Ksiądz Mateusz Świstak, proboszcz parafii Wniebowzięcia Naświętszej Maryi Panny w Nadwórnej, obwód Iwano-Frankiwski (archidiecezja Lwowska) opowiada czytelnikom CREDO o tym, jak powinien wyglądać pogrzeb katolicki, jakie ma formy ten obrzęd i jaką formę wybrać wychodząc z indywidualnych uwarunkowań; jak rodzina powinna zadbać o przygotowanie sakramentalne swoich starszych członków na odejście do wieczności i jak samym przygotować się do udziału w uroczystościach pogrzebowych; jakie są zwyczaje pogrzebowe i jak zadbać o to, by sprawy Boże nie przeplatały się z pogaństwem i zabobonami; a także o stypie, pocałunku pożegnalnym i inych ważnych sprawach, o których powinien wiedzieć katolik przy organizowaniu pogrzebu.

 

 

Porozmawiajmy zatem o śmierci.

Tajemnica ludzkiej śmierci jest nierozłącznie związana z naszą wiarą. Przez swoje paschalne misterium Chrystus nadał faktowi śmierci nowy sens. Dla chrześcijanina śmierć nie jest końcem, ale początkiem, jest swojego rodzaju przejściem lub bramą do życia wiecznego. Kościół w swoim nauczaniu nieustannie podkreśla potrzebę odpowiedniego przygotowania do śmierci. Nie jest to jakaś forma straszenia czy wzbudzania lęku wśród wiernych, ale przede wszystkim znak odpowiedzialności za życie wieczne człowieka. Najpełniej wyraża się to właśnie podczas obrzędów pogrzebowych. „Kościół, który jak matka nosił sakramentalnie w swoim łonie chrześcijanina podczas jego ziemskiej pielgrzymki, towarzyszy mu na końcu jego drogi, by oddać go "w ręce Ojca". Ofiaruje on Ojcu, w Chrystusie, dziecko Jego łaski i w nadziei składa w ziemi zasiew ciała, które zmartwychwstanie w chwale” (KKK 1683).

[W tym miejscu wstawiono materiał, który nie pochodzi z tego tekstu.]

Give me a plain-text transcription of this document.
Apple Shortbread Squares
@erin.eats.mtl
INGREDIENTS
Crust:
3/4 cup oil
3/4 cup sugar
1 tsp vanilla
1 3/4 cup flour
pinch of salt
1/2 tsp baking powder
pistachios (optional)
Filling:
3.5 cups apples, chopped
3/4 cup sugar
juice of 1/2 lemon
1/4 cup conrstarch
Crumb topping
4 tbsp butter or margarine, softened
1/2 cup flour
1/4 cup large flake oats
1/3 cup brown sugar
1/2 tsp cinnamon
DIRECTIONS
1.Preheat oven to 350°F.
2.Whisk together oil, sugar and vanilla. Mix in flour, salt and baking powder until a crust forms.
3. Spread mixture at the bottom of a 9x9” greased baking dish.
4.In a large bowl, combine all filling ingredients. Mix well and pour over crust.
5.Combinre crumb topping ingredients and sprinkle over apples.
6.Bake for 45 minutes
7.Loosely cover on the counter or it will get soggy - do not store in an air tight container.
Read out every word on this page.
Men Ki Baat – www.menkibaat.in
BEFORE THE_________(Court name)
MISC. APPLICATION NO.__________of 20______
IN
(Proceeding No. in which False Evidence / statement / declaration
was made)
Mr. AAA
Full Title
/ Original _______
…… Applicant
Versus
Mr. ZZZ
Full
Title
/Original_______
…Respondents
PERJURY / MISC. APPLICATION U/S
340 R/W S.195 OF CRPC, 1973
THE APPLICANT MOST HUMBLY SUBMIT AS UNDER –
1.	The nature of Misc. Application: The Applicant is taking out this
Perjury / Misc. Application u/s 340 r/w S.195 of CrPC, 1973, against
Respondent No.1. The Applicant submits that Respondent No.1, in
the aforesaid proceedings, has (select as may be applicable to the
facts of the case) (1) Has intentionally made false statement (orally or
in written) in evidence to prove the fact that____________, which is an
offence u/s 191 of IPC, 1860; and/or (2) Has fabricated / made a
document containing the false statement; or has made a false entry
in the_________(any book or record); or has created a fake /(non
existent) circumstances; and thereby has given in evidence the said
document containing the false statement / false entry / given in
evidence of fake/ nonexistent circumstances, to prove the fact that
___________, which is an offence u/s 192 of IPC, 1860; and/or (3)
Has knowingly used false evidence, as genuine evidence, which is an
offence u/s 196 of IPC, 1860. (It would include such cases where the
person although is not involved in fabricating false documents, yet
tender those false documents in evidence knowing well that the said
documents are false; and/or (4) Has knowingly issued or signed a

Pogrzeb chrześcijański jest przede wszystkim wyrażeniem wiary w zmartwychwstanie i życie wieczne. „W obrzędach pogrzebowych swoich dzieci Kościół obchodzi z wiarą paschalne misterium Chrystusa i modli się, aby ci, którzy przez chrzest zostali wszczepieni w śmierć i zmartwychwstanie Chrystusa, z Nim przeszli przez śmierć do życia” (Wstęp do obrzędów pochowania, pkt. 1) Dlatego też Kościół celebruje za zmarłych ofiarę eucharystyczną, która jest uobecnieniem misterium śmierci i zmartwychwstania Chrystusa oraz zadatkiem życia wiecznego.

Jak wygląda katolicki pogrzeb?

Najpierw przyjrzyjmy się jak to wygląda w liturgii. Obrzędy pogrzebu dla diecezji Ukrainy, zatwierdzone przez Stolicę Apostolską, zawierają trzy formy pogrzebu.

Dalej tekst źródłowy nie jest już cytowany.